The Boys' Note-Book.

A Note-book was incidentally mentioned in the last chapter. Properly speaking, it should have been mentioned long before.

On the table in the boat-house lay a large folio manuscript book, in which the boys noted down whatever, in their reading or observation, struck them as noticeable or worth remembering, or of which they wished to be reminded at some future time, when they should have leisure to look up what they wished to know concerning the matter noted. Before therefore I close this "strange eventful history," I shall quote a few pages at random out of their Note-book, just to show how it was kept up.

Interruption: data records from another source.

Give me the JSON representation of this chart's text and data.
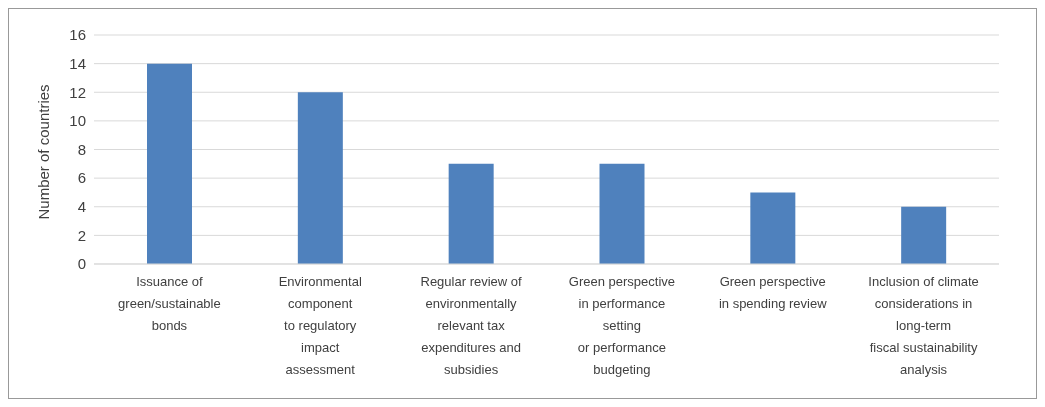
{
  "chart_data": {
    "type": "bar",
    "ylabel": "Number of countries",
    "categories": [
      "Issuance of\ngreen/sustainable\nbonds",
      "Environmental\ncomponent\nto regulatory\nimpact\nassessment",
      "Regular review of\nenvironmentally\nrelevant tax\nexpenditures and\nsubsidies",
      "Green perspective\nin performance\nsetting\nor performance\nbudgeting",
      "Green perspective\nin spending review",
      "Inclusion of climate\nconsiderations in\nlong-term\nfiscal sustainability\nanalysis"
    ],
    "values": [
      14,
      12,
      7,
      7,
      5,
      4
    ],
    "color": "#4f81bd",
    "ylim": [
      0,
      16
    ],
    "yticks": [
      0,
      2,
      4,
      6,
      8,
      10,
      12,
      14,
      16
    ],
    "grid": "y"
  }
}
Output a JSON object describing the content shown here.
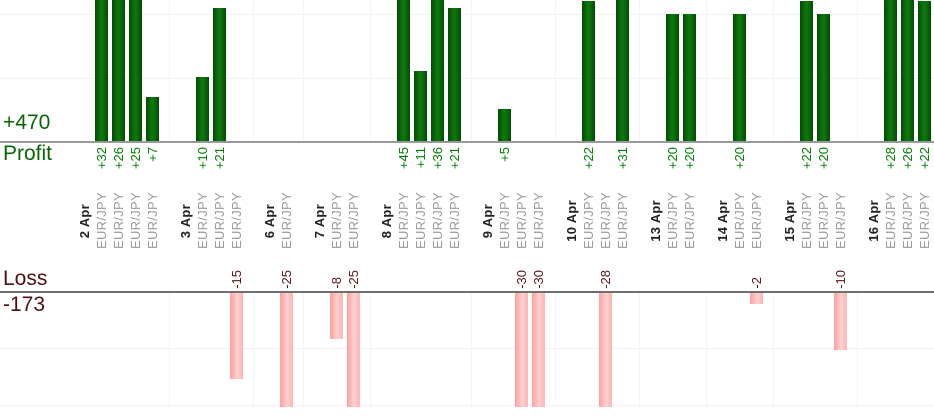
{
  "chart_data": {
    "type": "bar",
    "description": "Daily trading profit and loss bars per currency pair, early-to-mid April",
    "profit_axis": {
      "axis_label": "Profit",
      "total_label": "+470",
      "total": 470,
      "gridline_values": [
        10,
        20
      ],
      "bars_clipped_above": 22,
      "color": "#0a650a"
    },
    "loss_axis": {
      "axis_label": "Loss",
      "total_label": "-173",
      "total": -173,
      "gridline_values": [
        -10,
        -20
      ],
      "bars_clipped_below": -20,
      "color": "#4d0f0f"
    },
    "groups": [
      {
        "date": "2 Apr",
        "trades": [
          {
            "pair": "EUR/JPY",
            "value": 32,
            "label": "+32"
          },
          {
            "pair": "EUR/JPY",
            "value": 26,
            "label": "+26"
          },
          {
            "pair": "EUR/JPY",
            "value": 25,
            "label": "+25"
          },
          {
            "pair": "EUR/JPY",
            "value": 7,
            "label": "+7"
          }
        ]
      },
      {
        "date": "3 Apr",
        "trades": [
          {
            "pair": "EUR/JPY",
            "value": 10,
            "label": "+10"
          },
          {
            "pair": "EUR/JPY",
            "value": 21,
            "label": "+21"
          },
          {
            "pair": "EUR/JPY",
            "value": -15,
            "label": "-15"
          }
        ]
      },
      {
        "date": "6 Apr",
        "trades": [
          {
            "pair": "EUR/JPY",
            "value": -25,
            "label": "-25"
          }
        ]
      },
      {
        "date": "7 Apr",
        "trades": [
          {
            "pair": "EUR/JPY",
            "value": -8,
            "label": "-8"
          },
          {
            "pair": "EUR/JPY",
            "value": -25,
            "label": "-25"
          }
        ]
      },
      {
        "date": "8 Apr",
        "trades": [
          {
            "pair": "EUR/JPY",
            "value": 45,
            "label": "+45"
          },
          {
            "pair": "EUR/JPY",
            "value": 11,
            "label": "+11"
          },
          {
            "pair": "EUR/JPY",
            "value": 36,
            "label": "+36"
          },
          {
            "pair": "EUR/JPY",
            "value": 21,
            "label": "+21"
          }
        ]
      },
      {
        "date": "9 Apr",
        "trades": [
          {
            "pair": "EUR/JPY",
            "value": 5,
            "label": "+5"
          },
          {
            "pair": "EUR/JPY",
            "value": -30,
            "label": "-30"
          },
          {
            "pair": "EUR/JPY",
            "value": -30,
            "label": "-30"
          }
        ]
      },
      {
        "date": "10 Apr",
        "trades": [
          {
            "pair": "EUR/JPY",
            "value": 22,
            "label": "+22"
          },
          {
            "pair": "EUR/JPY",
            "value": -28,
            "label": "-28"
          },
          {
            "pair": "EUR/JPY",
            "value": 31,
            "label": "+31"
          }
        ]
      },
      {
        "date": "13 Apr",
        "trades": [
          {
            "pair": "EUR/JPY",
            "value": 20,
            "label": "+20"
          },
          {
            "pair": "EUR/JPY",
            "value": 20,
            "label": "+20"
          }
        ]
      },
      {
        "date": "14 Apr",
        "trades": [
          {
            "pair": "EUR/JPY",
            "value": 20,
            "label": "+20"
          },
          {
            "pair": "EUR/JPY",
            "value": -2,
            "label": "-2"
          }
        ]
      },
      {
        "date": "15 Apr",
        "trades": [
          {
            "pair": "EUR/JPY",
            "value": 22,
            "label": "+22"
          },
          {
            "pair": "EUR/JPY",
            "value": 20,
            "label": "+20"
          },
          {
            "pair": "EUR/JPY",
            "value": -10,
            "label": "-10"
          }
        ]
      },
      {
        "date": "16 Apr",
        "trades": [
          {
            "pair": "EUR/JPY",
            "value": 28,
            "label": "+28"
          },
          {
            "pair": "EUR/JPY",
            "value": 26,
            "label": "+26"
          },
          {
            "pair": "EUR/JPY",
            "value": 22,
            "label": "+22"
          }
        ]
      }
    ],
    "colors": {
      "profit_bar": "#0b6b0b",
      "loss_bar": "#ffb0b0",
      "profit_value_text": "#008000",
      "loss_value_text": "#5a1414",
      "date_text": "#222222",
      "pair_text": "#9a9a9a",
      "profit_axis_line": "#999999",
      "loss_axis_line": "#6e6e6e",
      "gridline": "#f0f0f0"
    },
    "legend": "none",
    "grid": "on"
  }
}
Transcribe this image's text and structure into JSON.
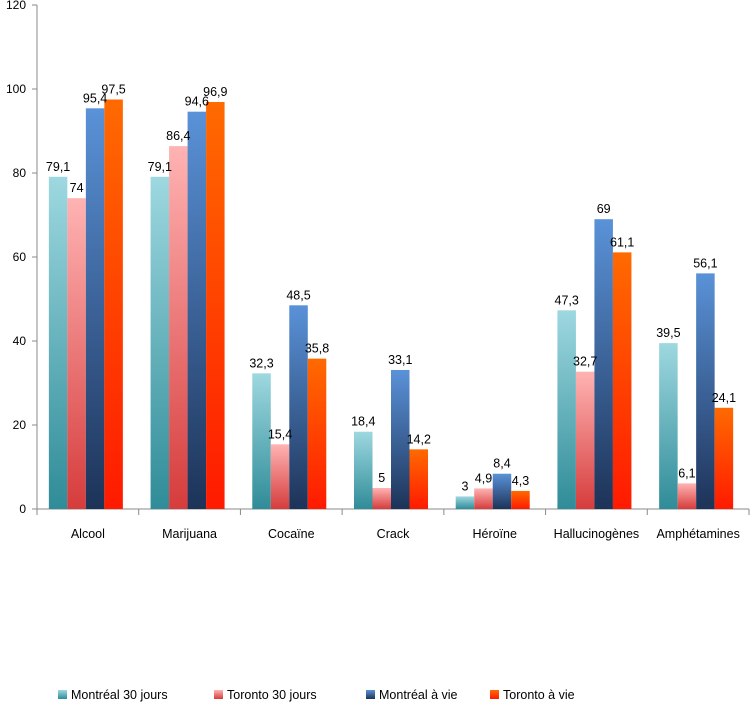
{
  "chart_data": {
    "type": "bar",
    "categories": [
      "Alcool",
      "Marijuana",
      "Cocaïne",
      "Crack",
      "Héroïne",
      "Hallucinogènes",
      "Amphétamines"
    ],
    "series": [
      {
        "name": "Montréal 30 jours",
        "values": [
          79.1,
          79.1,
          32.3,
          18.4,
          3,
          47.3,
          39.5
        ],
        "labels": [
          "79,1",
          "79,1",
          "32,3",
          "18,4",
          "3",
          "47,3",
          "39,5"
        ],
        "colors": [
          "#9ed8e0",
          "#2f8c98"
        ]
      },
      {
        "name": "Toronto 30 jours",
        "values": [
          74,
          86.4,
          15.4,
          5,
          4.9,
          32.7,
          6.1
        ],
        "labels": [
          "74",
          "86,4",
          "15,4",
          "5",
          "4,9",
          "32,7",
          "6,1"
        ],
        "colors": [
          "#ffb3b3",
          "#d63c3c"
        ]
      },
      {
        "name": "Montréal à vie",
        "values": [
          95.4,
          94.6,
          48.5,
          33.1,
          8.4,
          69,
          56.1
        ],
        "labels": [
          "95,4",
          "94,6",
          "48,5",
          "33,1",
          "8,4",
          "69",
          "56,1"
        ],
        "colors": [
          "#5a92d8",
          "#1d3358"
        ]
      },
      {
        "name": "Toronto à vie",
        "values": [
          97.5,
          96.9,
          35.8,
          14.2,
          4.3,
          61.1,
          24.1
        ],
        "labels": [
          "97,5",
          "96,9",
          "35,8",
          "14,2",
          "4,3",
          "61,1",
          "24,1"
        ],
        "colors": [
          "#ff6a00",
          "#ff1a00"
        ]
      }
    ],
    "ylim": [
      0,
      120
    ],
    "yticks": [
      "0",
      "20",
      "40",
      "60",
      "80",
      "100",
      "120"
    ],
    "legend_position": "bottom",
    "grid": false
  }
}
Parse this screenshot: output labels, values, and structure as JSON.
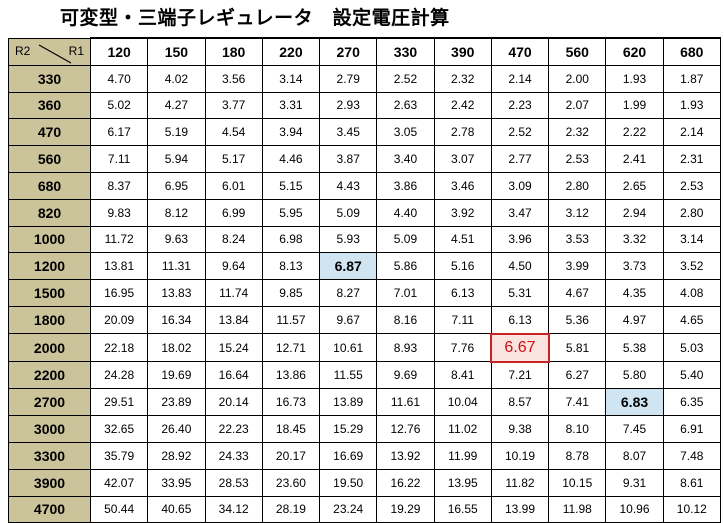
{
  "title": "可変型・三端子レギュレータ　設定電圧計算",
  "corner": {
    "r2_label": "R2",
    "r1_label": "R1"
  },
  "columns": [
    "120",
    "150",
    "180",
    "220",
    "270",
    "330",
    "390",
    "470",
    "560",
    "620",
    "680"
  ],
  "rows": [
    {
      "r2": "330",
      "values": [
        "4.70",
        "4.02",
        "3.56",
        "3.14",
        "2.79",
        "2.52",
        "2.32",
        "2.14",
        "2.00",
        "1.93",
        "1.87"
      ]
    },
    {
      "r2": "360",
      "values": [
        "5.02",
        "4.27",
        "3.77",
        "3.31",
        "2.93",
        "2.63",
        "2.42",
        "2.23",
        "2.07",
        "1.99",
        "1.93"
      ]
    },
    {
      "r2": "470",
      "values": [
        "6.17",
        "5.19",
        "4.54",
        "3.94",
        "3.45",
        "3.05",
        "2.78",
        "2.52",
        "2.32",
        "2.22",
        "2.14"
      ]
    },
    {
      "r2": "560",
      "values": [
        "7.11",
        "5.94",
        "5.17",
        "4.46",
        "3.87",
        "3.40",
        "3.07",
        "2.77",
        "2.53",
        "2.41",
        "2.31"
      ]
    },
    {
      "r2": "680",
      "values": [
        "8.37",
        "6.95",
        "6.01",
        "5.15",
        "4.43",
        "3.86",
        "3.46",
        "3.09",
        "2.80",
        "2.65",
        "2.53"
      ]
    },
    {
      "r2": "820",
      "values": [
        "9.83",
        "8.12",
        "6.99",
        "5.95",
        "5.09",
        "4.40",
        "3.92",
        "3.47",
        "3.12",
        "2.94",
        "2.80"
      ]
    },
    {
      "r2": "1000",
      "values": [
        "11.72",
        "9.63",
        "8.24",
        "6.98",
        "5.93",
        "5.09",
        "4.51",
        "3.96",
        "3.53",
        "3.32",
        "3.14"
      ]
    },
    {
      "r2": "1200",
      "values": [
        "13.81",
        "11.31",
        "9.64",
        "8.13",
        "6.87",
        "5.86",
        "5.16",
        "4.50",
        "3.99",
        "3.73",
        "3.52"
      ]
    },
    {
      "r2": "1500",
      "values": [
        "16.95",
        "13.83",
        "11.74",
        "9.85",
        "8.27",
        "7.01",
        "6.13",
        "5.31",
        "4.67",
        "4.35",
        "4.08"
      ]
    },
    {
      "r2": "1800",
      "values": [
        "20.09",
        "16.34",
        "13.84",
        "11.57",
        "9.67",
        "8.16",
        "7.11",
        "6.13",
        "5.36",
        "4.97",
        "4.65"
      ]
    },
    {
      "r2": "2000",
      "values": [
        "22.18",
        "18.02",
        "15.24",
        "12.71",
        "10.61",
        "8.93",
        "7.76",
        "6.67",
        "5.81",
        "5.38",
        "5.03"
      ]
    },
    {
      "r2": "2200",
      "values": [
        "24.28",
        "19.69",
        "16.64",
        "13.86",
        "11.55",
        "9.69",
        "8.41",
        "7.21",
        "6.27",
        "5.80",
        "5.40"
      ]
    },
    {
      "r2": "2700",
      "values": [
        "29.51",
        "23.89",
        "20.14",
        "16.73",
        "13.89",
        "11.61",
        "10.04",
        "8.57",
        "7.41",
        "6.83",
        "6.35"
      ]
    },
    {
      "r2": "3000",
      "values": [
        "32.65",
        "26.40",
        "22.23",
        "18.45",
        "15.29",
        "12.76",
        "11.02",
        "9.38",
        "8.10",
        "7.45",
        "6.91"
      ]
    },
    {
      "r2": "3300",
      "values": [
        "35.79",
        "28.92",
        "24.33",
        "20.17",
        "16.69",
        "13.92",
        "11.99",
        "10.19",
        "8.78",
        "8.07",
        "7.48"
      ]
    },
    {
      "r2": "3900",
      "values": [
        "42.07",
        "33.95",
        "28.53",
        "23.60",
        "19.50",
        "16.22",
        "13.95",
        "11.82",
        "10.15",
        "9.31",
        "8.61"
      ]
    },
    {
      "r2": "4700",
      "values": [
        "50.44",
        "40.65",
        "34.12",
        "28.19",
        "23.24",
        "19.29",
        "16.55",
        "13.99",
        "11.98",
        "10.96",
        "10.12"
      ]
    }
  ],
  "highlights": [
    {
      "row": 7,
      "col": 4,
      "style": "blue"
    },
    {
      "row": 10,
      "col": 7,
      "style": "red"
    },
    {
      "row": 12,
      "col": 9,
      "style": "blue"
    }
  ],
  "colors": {
    "header_bg": "#cbc39a",
    "blue_highlight": "#cfe6f2",
    "red_highlight_bg": "#fbe3e0",
    "red_text": "#cc1111"
  }
}
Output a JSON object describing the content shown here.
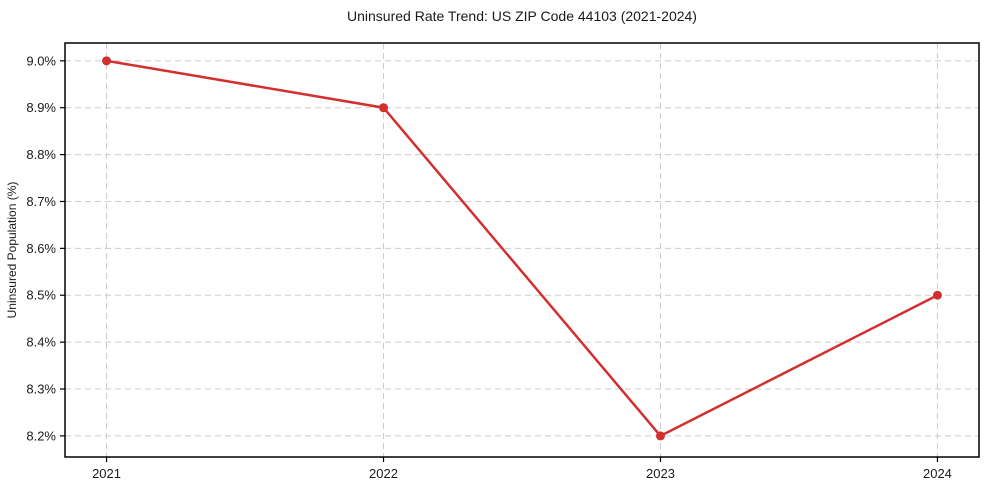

In the left-hand margin of each sheet the date of the entry was written opposite each note, and each jotting was signed by the one making it. So that the book ran after this fashion:—

"They have a novel mode of netting shore birds at Lynn. They have long nets stretched on poles about six feet high, on the sands towards dusk, one line below high water mark and the other upon the ridge."—F. M.

"All grain-eating birds feed their young on insects—as a matter of course because there is no grain in the spring—so they make up for the damage they may do to the grain. I shall write a letter to this effect to the Secretary of the Sparrow Club here. The fellows in that club are as proud of their sparrow heads as a red Indian of his scalps."—F. M.


Mole Cricket.

"Crickets are the thirstiest of all thirsty creatures."